Streetwise for Sunday August 3, 2008

 

 

Streetwise

 

Lauren Rudd

 

Sunday, August 3, 2008

 

 

Volatile Markets Have Opportunity

 

 

Wall Street reminds me a little of the weather here in Florida, volatile. It is either dry as a bone or you are engulfed in water. Although I can probably predict the weather with the same degree of accuracy as the stock market, I believe the markets will remain volatile throughout the remainder of this calendar year.

 

Now, before you sigh in resignation, consider some comments made by Warren Buffett at the annual Berkshire Hathaway shareholders meeting last May. He said, “If a stock I own goes down 50 percent, I would look forward to it. In fact, I would offer you a significant sum of money if you could give me the opportunity for all of my stocks to go down 50 percent over the next month.”

 

The point being that when the shares of quality companies go on sale you don’t cry, you go shopping. It does not matter whether you already own the stock or not. Quality is quality and a sale price is always temporary.

 

Yes, I have read your letters about the performance of the equity indexes over the past several years. However, you will notice that I did not say anything about buying index funds or mutual funds or any of a host of other more exotic instruments.
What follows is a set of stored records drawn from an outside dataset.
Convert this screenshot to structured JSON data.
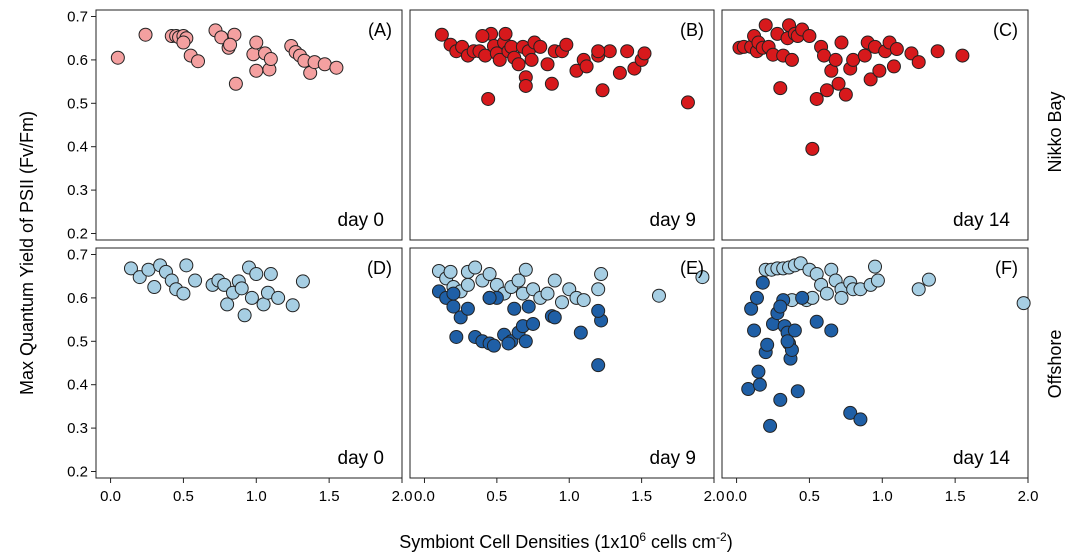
{
  "figure": {
    "ylabel": "Max Quantum Yield of PSII (Fv/Fm)",
    "xlabel_main": "Symbiont Cell Densities (1x10",
    "xlabel_sup1": "6",
    "xlabel_mid": " cells cm",
    "xlabel_sup2": "-2",
    "xlabel_end": ")",
    "row_labels": [
      "Nikko Bay",
      "Offshore"
    ]
  },
  "chart_data": [
    {
      "type": "scatter",
      "panel": "(A)",
      "day": "day 0",
      "row": "Nikko Bay",
      "color": "#F4A0A0",
      "xlim": [
        0,
        2.0
      ],
      "ylim": [
        0.18,
        0.72
      ],
      "grid": false,
      "points": [
        [
          0.05,
          0.605
        ],
        [
          0.24,
          0.658
        ],
        [
          0.42,
          0.655
        ],
        [
          0.45,
          0.655
        ],
        [
          0.47,
          0.652
        ],
        [
          0.5,
          0.655
        ],
        [
          0.52,
          0.65
        ],
        [
          0.5,
          0.64
        ],
        [
          0.55,
          0.61
        ],
        [
          0.6,
          0.597
        ],
        [
          0.72,
          0.668
        ],
        [
          0.76,
          0.652
        ],
        [
          0.81,
          0.628
        ],
        [
          0.85,
          0.658
        ],
        [
          0.86,
          0.545
        ],
        [
          0.82,
          0.635
        ],
        [
          0.98,
          0.613
        ],
        [
          1.0,
          0.575
        ],
        [
          1.0,
          0.64
        ],
        [
          1.06,
          0.615
        ],
        [
          1.09,
          0.578
        ],
        [
          1.1,
          0.602
        ],
        [
          1.24,
          0.632
        ],
        [
          1.27,
          0.618
        ],
        [
          1.3,
          0.61
        ],
        [
          1.33,
          0.598
        ],
        [
          1.37,
          0.57
        ],
        [
          1.4,
          0.595
        ],
        [
          1.47,
          0.59
        ],
        [
          1.55,
          0.582
        ]
      ]
    },
    {
      "type": "scatter",
      "panel": "(B)",
      "day": "day 9",
      "row": "Nikko Bay",
      "color": "#D7191C",
      "xlim": [
        0,
        2.0
      ],
      "ylim": [
        0.18,
        0.72
      ],
      "grid": false,
      "points": [
        [
          0.12,
          0.658
        ],
        [
          0.18,
          0.635
        ],
        [
          0.22,
          0.62
        ],
        [
          0.26,
          0.63
        ],
        [
          0.3,
          0.61
        ],
        [
          0.34,
          0.62
        ],
        [
          0.38,
          0.62
        ],
        [
          0.42,
          0.61
        ],
        [
          0.44,
          0.51
        ],
        [
          0.46,
          0.66
        ],
        [
          0.48,
          0.632
        ],
        [
          0.5,
          0.615
        ],
        [
          0.52,
          0.6
        ],
        [
          0.55,
          0.64
        ],
        [
          0.58,
          0.62
        ],
        [
          0.6,
          0.63
        ],
        [
          0.62,
          0.605
        ],
        [
          0.65,
          0.59
        ],
        [
          0.68,
          0.63
        ],
        [
          0.7,
          0.56
        ],
        [
          0.72,
          0.62
        ],
        [
          0.74,
          0.6
        ],
        [
          0.76,
          0.64
        ],
        [
          0.8,
          0.63
        ],
        [
          0.85,
          0.59
        ],
        [
          0.88,
          0.545
        ],
        [
          0.9,
          0.62
        ],
        [
          0.95,
          0.62
        ],
        [
          0.98,
          0.635
        ],
        [
          1.05,
          0.575
        ],
        [
          1.1,
          0.6
        ],
        [
          1.12,
          0.585
        ],
        [
          1.2,
          0.61
        ],
        [
          1.23,
          0.53
        ],
        [
          1.28,
          0.62
        ],
        [
          1.35,
          0.57
        ],
        [
          1.4,
          0.62
        ],
        [
          1.45,
          0.58
        ],
        [
          1.5,
          0.6
        ],
        [
          1.82,
          0.502
        ],
        [
          0.4,
          0.655
        ],
        [
          0.56,
          0.66
        ],
        [
          0.7,
          0.54
        ],
        [
          1.2,
          0.62
        ],
        [
          1.52,
          0.615
        ]
      ]
    },
    {
      "type": "scatter",
      "panel": "(C)",
      "day": "day 14",
      "row": "Nikko Bay",
      "color": "#D7191C",
      "xlim": [
        0,
        2.0
      ],
      "ylim": [
        0.18,
        0.72
      ],
      "grid": false,
      "points": [
        [
          0.02,
          0.628
        ],
        [
          0.05,
          0.63
        ],
        [
          0.1,
          0.63
        ],
        [
          0.12,
          0.655
        ],
        [
          0.14,
          0.62
        ],
        [
          0.15,
          0.64
        ],
        [
          0.18,
          0.628
        ],
        [
          0.2,
          0.68
        ],
        [
          0.22,
          0.63
        ],
        [
          0.25,
          0.612
        ],
        [
          0.28,
          0.66
        ],
        [
          0.3,
          0.535
        ],
        [
          0.32,
          0.61
        ],
        [
          0.35,
          0.65
        ],
        [
          0.36,
          0.68
        ],
        [
          0.38,
          0.6
        ],
        [
          0.4,
          0.66
        ],
        [
          0.42,
          0.655
        ],
        [
          0.45,
          0.67
        ],
        [
          0.5,
          0.655
        ],
        [
          0.52,
          0.395
        ],
        [
          0.55,
          0.51
        ],
        [
          0.58,
          0.63
        ],
        [
          0.6,
          0.61
        ],
        [
          0.62,
          0.53
        ],
        [
          0.65,
          0.575
        ],
        [
          0.68,
          0.6
        ],
        [
          0.7,
          0.545
        ],
        [
          0.72,
          0.64
        ],
        [
          0.75,
          0.52
        ],
        [
          0.78,
          0.58
        ],
        [
          0.8,
          0.6
        ],
        [
          0.88,
          0.61
        ],
        [
          0.9,
          0.64
        ],
        [
          0.92,
          0.555
        ],
        [
          0.95,
          0.63
        ],
        [
          0.98,
          0.575
        ],
        [
          1.02,
          0.62
        ],
        [
          1.05,
          0.64
        ],
        [
          1.08,
          0.585
        ],
        [
          1.1,
          0.625
        ],
        [
          1.2,
          0.615
        ],
        [
          1.25,
          0.595
        ],
        [
          1.38,
          0.62
        ],
        [
          1.55,
          0.61
        ]
      ]
    },
    {
      "type": "scatter",
      "panel": "(D)",
      "day": "day 0",
      "row": "Offshore",
      "color": "#A6CEE3",
      "xlim": [
        0,
        2.0
      ],
      "ylim": [
        0.18,
        0.72
      ],
      "grid": false,
      "points": [
        [
          0.14,
          0.668
        ],
        [
          0.2,
          0.648
        ],
        [
          0.26,
          0.665
        ],
        [
          0.3,
          0.625
        ],
        [
          0.34,
          0.675
        ],
        [
          0.38,
          0.66
        ],
        [
          0.42,
          0.64
        ],
        [
          0.45,
          0.62
        ],
        [
          0.5,
          0.61
        ],
        [
          0.52,
          0.675
        ],
        [
          0.58,
          0.64
        ],
        [
          0.7,
          0.63
        ],
        [
          0.74,
          0.64
        ],
        [
          0.78,
          0.63
        ],
        [
          0.8,
          0.585
        ],
        [
          0.84,
          0.612
        ],
        [
          0.88,
          0.638
        ],
        [
          0.9,
          0.622
        ],
        [
          0.92,
          0.56
        ],
        [
          0.95,
          0.67
        ],
        [
          0.97,
          0.6
        ],
        [
          1.0,
          0.655
        ],
        [
          1.05,
          0.585
        ],
        [
          1.08,
          0.612
        ],
        [
          1.1,
          0.655
        ],
        [
          1.15,
          0.6
        ],
        [
          1.25,
          0.583
        ],
        [
          1.32,
          0.638
        ]
      ]
    },
    {
      "type": "scatter",
      "panel": "(E)",
      "day": "day 9",
      "row": "Offshore",
      "color": "#A6CEE3",
      "color2": "#1F5FA6",
      "xlim": [
        0,
        2.0
      ],
      "ylim": [
        0.18,
        0.72
      ],
      "grid": false,
      "points_light": [
        [
          0.1,
          0.662
        ],
        [
          0.15,
          0.645
        ],
        [
          0.18,
          0.66
        ],
        [
          0.2,
          0.625
        ],
        [
          0.25,
          0.615
        ],
        [
          0.3,
          0.66
        ],
        [
          0.35,
          0.67
        ],
        [
          0.4,
          0.64
        ],
        [
          0.45,
          0.655
        ],
        [
          0.5,
          0.63
        ],
        [
          0.55,
          0.61
        ],
        [
          0.6,
          0.625
        ],
        [
          0.65,
          0.64
        ],
        [
          0.68,
          0.61
        ],
        [
          0.7,
          0.665
        ],
        [
          0.75,
          0.62
        ],
        [
          0.8,
          0.6
        ],
        [
          0.85,
          0.61
        ],
        [
          0.9,
          0.64
        ],
        [
          0.95,
          0.59
        ],
        [
          1.0,
          0.62
        ],
        [
          1.05,
          0.6
        ],
        [
          1.1,
          0.595
        ],
        [
          1.2,
          0.62
        ],
        [
          1.22,
          0.655
        ],
        [
          1.62,
          0.605
        ],
        [
          1.92,
          0.648
        ],
        [
          0.3,
          0.63
        ],
        [
          0.45,
          0.6
        ]
      ],
      "points_dark": [
        [
          0.1,
          0.615
        ],
        [
          0.15,
          0.6
        ],
        [
          0.2,
          0.58
        ],
        [
          0.22,
          0.51
        ],
        [
          0.25,
          0.555
        ],
        [
          0.3,
          0.575
        ],
        [
          0.35,
          0.51
        ],
        [
          0.4,
          0.5
        ],
        [
          0.45,
          0.495
        ],
        [
          0.48,
          0.49
        ],
        [
          0.5,
          0.6
        ],
        [
          0.55,
          0.515
        ],
        [
          0.6,
          0.5
        ],
        [
          0.62,
          0.575
        ],
        [
          0.65,
          0.52
        ],
        [
          0.68,
          0.535
        ],
        [
          0.7,
          0.5
        ],
        [
          0.72,
          0.58
        ],
        [
          0.75,
          0.54
        ],
        [
          0.88,
          0.558
        ],
        [
          0.9,
          0.555
        ],
        [
          1.08,
          0.52
        ],
        [
          1.2,
          0.445
        ],
        [
          1.22,
          0.548
        ],
        [
          1.2,
          0.57
        ],
        [
          0.45,
          0.6
        ],
        [
          0.2,
          0.61
        ],
        [
          0.58,
          0.495
        ]
      ]
    },
    {
      "type": "scatter",
      "panel": "(F)",
      "day": "day 14",
      "row": "Offshore",
      "color": "#A6CEE3",
      "color2": "#1F5FA6",
      "xlim": [
        0,
        2.0
      ],
      "ylim": [
        0.18,
        0.72
      ],
      "grid": false,
      "points_light": [
        [
          0.2,
          0.665
        ],
        [
          0.24,
          0.665
        ],
        [
          0.28,
          0.668
        ],
        [
          0.32,
          0.668
        ],
        [
          0.36,
          0.67
        ],
        [
          0.4,
          0.675
        ],
        [
          0.44,
          0.68
        ],
        [
          0.5,
          0.665
        ],
        [
          0.55,
          0.655
        ],
        [
          0.58,
          0.63
        ],
        [
          0.62,
          0.61
        ],
        [
          0.65,
          0.665
        ],
        [
          0.68,
          0.64
        ],
        [
          0.72,
          0.62
        ],
        [
          0.78,
          0.635
        ],
        [
          0.8,
          0.62
        ],
        [
          0.85,
          0.62
        ],
        [
          0.92,
          0.63
        ],
        [
          0.95,
          0.672
        ],
        [
          0.97,
          0.64
        ],
        [
          1.25,
          0.62
        ],
        [
          1.32,
          0.642
        ],
        [
          1.97,
          0.588
        ],
        [
          0.38,
          0.595
        ],
        [
          0.48,
          0.595
        ],
        [
          0.52,
          0.6
        ],
        [
          0.72,
          0.6
        ]
      ],
      "points_dark": [
        [
          0.08,
          0.39
        ],
        [
          0.1,
          0.575
        ],
        [
          0.12,
          0.525
        ],
        [
          0.14,
          0.6
        ],
        [
          0.15,
          0.43
        ],
        [
          0.16,
          0.4
        ],
        [
          0.18,
          0.635
        ],
        [
          0.2,
          0.475
        ],
        [
          0.21,
          0.492
        ],
        [
          0.23,
          0.305
        ],
        [
          0.25,
          0.54
        ],
        [
          0.28,
          0.565
        ],
        [
          0.3,
          0.365
        ],
        [
          0.32,
          0.595
        ],
        [
          0.33,
          0.535
        ],
        [
          0.35,
          0.52
        ],
        [
          0.36,
          0.495
        ],
        [
          0.37,
          0.46
        ],
        [
          0.38,
          0.48
        ],
        [
          0.4,
          0.525
        ],
        [
          0.42,
          0.385
        ],
        [
          0.45,
          0.6
        ],
        [
          0.55,
          0.545
        ],
        [
          0.65,
          0.525
        ],
        [
          0.78,
          0.335
        ],
        [
          0.85,
          0.32
        ],
        [
          0.35,
          0.5
        ],
        [
          0.3,
          0.58
        ]
      ]
    }
  ],
  "axes": {
    "yticks": [
      "0.2",
      "0.3",
      "0.4",
      "0.5",
      "0.6",
      "0.7"
    ],
    "xticks": [
      "0.0",
      "0.5",
      "1.0",
      "1.5",
      "2.0"
    ]
  }
}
We are talking about investing in vanilla stocks of specific companies whose returns you believe will outperform the general market and still meet your risk requirements.

 

And I also did not say anything about investing in companies that some parasitic investment letter or TV performer or commission sales person says will outperform the market. Believe me if they really knew what stocks to buy, they would be buying them and not living off subscriptions, advertisers and commissions.

 

There is nothing wrong with reading about or listening to investment ideas, especially when you are not paying for the privilege. It is when you act on those ideas without doing your own proper due diligence that you book tax losses no t profits. There is no promise of a rose garden on Wall Street. Act imprudently and the market will resemble one of Florida’s renowned alligators...and you a hot lunch.

 

Unfortunately, in an effort to counteract the ills of today’s economy, investors are chasing after phantom opportunities in a relentless search for profits beyond the norm. This is especially true as they try to tap into the rising oil and energy markets.

 

While investing in the energy sector is an excellent strategy, never neglect the requirement for a stable history of positive earnings and cash flow growth. Consider, for example, Transocean, a company I discussed here a year ago whose share price is up 30 percent since then.

 

Transocean is the world's largest offshore drilling contractor and the leading provider of drilling management services worldwide. The company's fleet is considered one of the most modern and versatile in the world due to its emphasis on the technically demanding segments of the offshore drilling business.

 

Yet, as I said last year, there is also a strong warning label accompanying this selection. Due to the nature of the business, profits in offshore oil drilling are volatile and that volatility can quickly spill over into a company’s share price. Therefore, do not allow yourself to become blinded by the share price performance.

 

The intrinsic value of the shares is also close to being unbelievable. Using a discounted earnings approach and with a 15 percent discount rate and an 11 percent earnings growth rate, yields an intrinsic value of $203. The more conservative free cash flow to the firm approach produces a value of $202. The shares recently traded at $141.83.

 

The company plans to release earnings on Aug. 6 and a reaction from Wall Street is practically guaranteed. I just cannot tell you at the moment which way things are going to go. For the record, my earnings estimate for the second quarter is $3.00 per share and $12.83 per share for the year with a 12 month target on the shares of $163.